Federico Fuentes. Instituto de Ingeniería Matemática y Computacional UC
Global minimization of polynomial integral functionals: from calculus of variations to real algebraic geometry
Auditorio Edificio San Agustín
Abstract:
Many nonlinear integral energy functionals found in practice in continuum mechanics, such as strain energies, which we are interested in *globally* minimizing, are nonconvex, with multiple local minima and a complicated energy landscape. This makes the computation of their global minima very challenging and, except in select cases, far from guaranteed. The usual methods typically only ensure finding approximations of a local minimum through gradient descent or some version of Newton’s method on the Euler-Lagrange partial differential equations (PDEs) associated with the functional, but say nothing of whether the solution is a global minimum.

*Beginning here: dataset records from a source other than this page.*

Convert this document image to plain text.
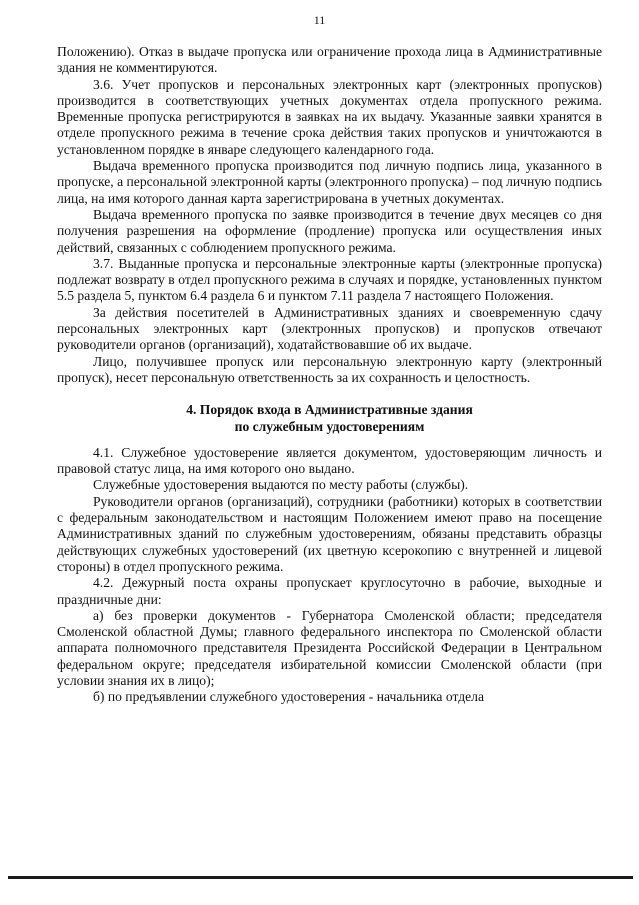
11

Положению). Отказ в выдаче пропуска или ограничение прохода лица в Административные здания не комментируются.

3.6. Учет пропусков и персональных электронных карт (электронных пропусков) производится в соответствующих учетных документах отдела пропускного режима. Временные пропуска регистрируются в заявках на их выдачу. Указанные заявки хранятся в отделе пропускного режима в течение срока действия таких пропусков и уничтожаются в установленном порядке в январе следующего календарного года.

Выдача временного пропуска производится под личную подпись лица, указанного в пропуске, а персональной электронной карты (электронного пропуска) – под личную подпись лица, на имя которого данная карта зарегистрирована в учетных документах.

Выдача временного пропуска по заявке производится в течение двух месяцев со дня получения разрешения на оформление (продление) пропуска или осуществления иных действий, связанных с соблюдением пропускного режима.

3.7. Выданные пропуска и персональные электронные карты (электронные пропуска) подлежат возврату в отдел пропускного режима в случаях и порядке, установленных пунктом 5.5 раздела 5, пунктом 6.4 раздела 6 и пунктом 7.11 раздела 7 настоящего Положения.

За действия посетителей в Административных зданиях и своевременную сдачу персональных электронных карт (электронных пропусков) и пропусков отвечают руководители органов (организаций), ходатайствовавшие об их выдаче.

Лицо, получившее пропуск или персональную электронную карту (электронный пропуск), несет персональную ответственность за их сохранность и целостность.

4. Порядок входа в Административные здания
по служебным удостоверениям

4.1. Служебное удостоверение является документом, удостоверяющим личность и правовой статус лица, на имя которого оно выдано.

Служебные удостоверения выдаются по месту работы (службы).

Руководители органов (организаций), сотрудники (работники) которых в соответствии с федеральным законодательством и настоящим Положением имеют право на посещение Административных зданий по служебным удостоверениям, обязаны представить образцы действующих служебных удостоверений (их цветную ксерокопию с внутренней и лицевой стороны) в отдел пропускного режима.

4.2. Дежурный поста охраны пропускает круглосуточно в рабочие, выходные и праздничные дни:

а) без проверки документов - Губернатора Смоленской области; председателя Смоленской областной Думы; главного федерального инспектора по Смоленской области аппарата полномочного представителя Президента Российской Федерации в Центральном федеральном округе; председателя избирательной комиссии Смоленской области (при условии знания их в лицо);

б) по предъявлении служебного удостоверения - начальника отдела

In this talk, for energy functionals with polynomial nonlinearity, we present an algorithm that provably converges to a global minimum and its corresponding minimizer, and can be applied to problems in nonlinear elasticity, fluid mechanics, pattern formation and PDE analysis. We do this by discretizing functions with finite element discretizations, and then leverage results from approximation theory of Sobolev spaces, calculus of variations, and most importantly, powerful representation theorems of sum-of-squares (SOS) polynomials coming from real algebraic geometry in the field of sparse polynomial optimization. More precisely, we show that as the mesh is refined and a relaxation parameter (associated to a polynomial degree) is raised, the computed results of a semidefinite program (SDP) converge to the global minimum.
We present numerical examples which result in excellent approximations to the global minima of different nonlinear functionals, including the pattern-forming Swift-Hohenberg free energy in two spatial dimensions, and talk about the extension to PDE-constrained minimization of such functionals, and how to use these methods in practice to produce "warm" initial guesses for Newton methods.